HIS 387M • Pop Cul in Europe, 1650-1870
9:00 AM-12:00 PM
Popular culture has been the focus of imaginative and controversial studies in the history of early modern Europe. This course will survey some of the most significant and some of the more recent work in this field. Students working in geographic areas outside Europe may find its themes or methodologies of use to their research interests. They are encouraged to pursue those interests in the final paper, although the core readings will be based on works in European historiography. The readings will examine a number of themes related to the relationship of popular and elite culture, specifically, how elite attitudes toward popular culture ranged from persecution, to tolerance, to appropriation. Major shifts in the practices and the rituals of everyday life as well as the intersection of literate practices and popular culture will also be explored. Course meetings will be organized around visits to particular collections of the University related to our themes, including the Popular Imagery Collection at the Humanities Research Center.
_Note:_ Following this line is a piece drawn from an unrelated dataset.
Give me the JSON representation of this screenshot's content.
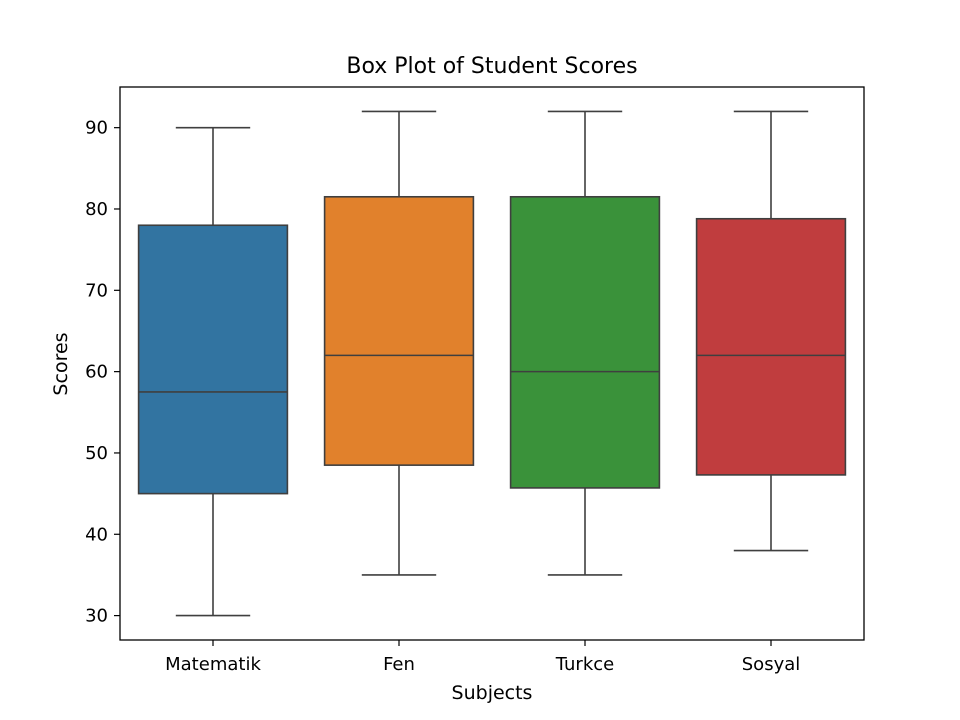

Writing assignments: During the weeks we read the secondary literature, students will take turns writing weekly discussion questions that will be the basis of weekly response papers by the other students. In the last four weeks of the course the emphasis will shift to the research interests of the individual students, and students may pursue a brief research project in primary or secondary sources related to their major research area in the pre-modern period, on a topic related to popular culture, within the rough chronological time frame, 1500-1850. The writing goal of the semester will be to produce a 10-page conference paper. The genre of the conference paper will be the focus of study, with the recent how-to manual on scholarly writing, Writing for Scholarly Publication as the main guide in that effort. During the last week of classes we will hold a mini-conference at which students will present their findings.
Readings will include (subject to availability) but not be limited to: M. Bakhtin, Rabelais and his World Carlo Ginzburg, The Cheese and the Worms P. Aries, Western Attitudes Toward Death Edward Muir, Ritual in Early Modern Europe P. Burke, Popular Culture in Early Modern Europe D. Sabean, Power in the Blood D. Dugaw, Warrior Women and Popular Balladry Articles or short selections from, J.G. Herder, Antonio Gramsci, E.P. Thompson, Robert Darnton, Roger Chartier and others.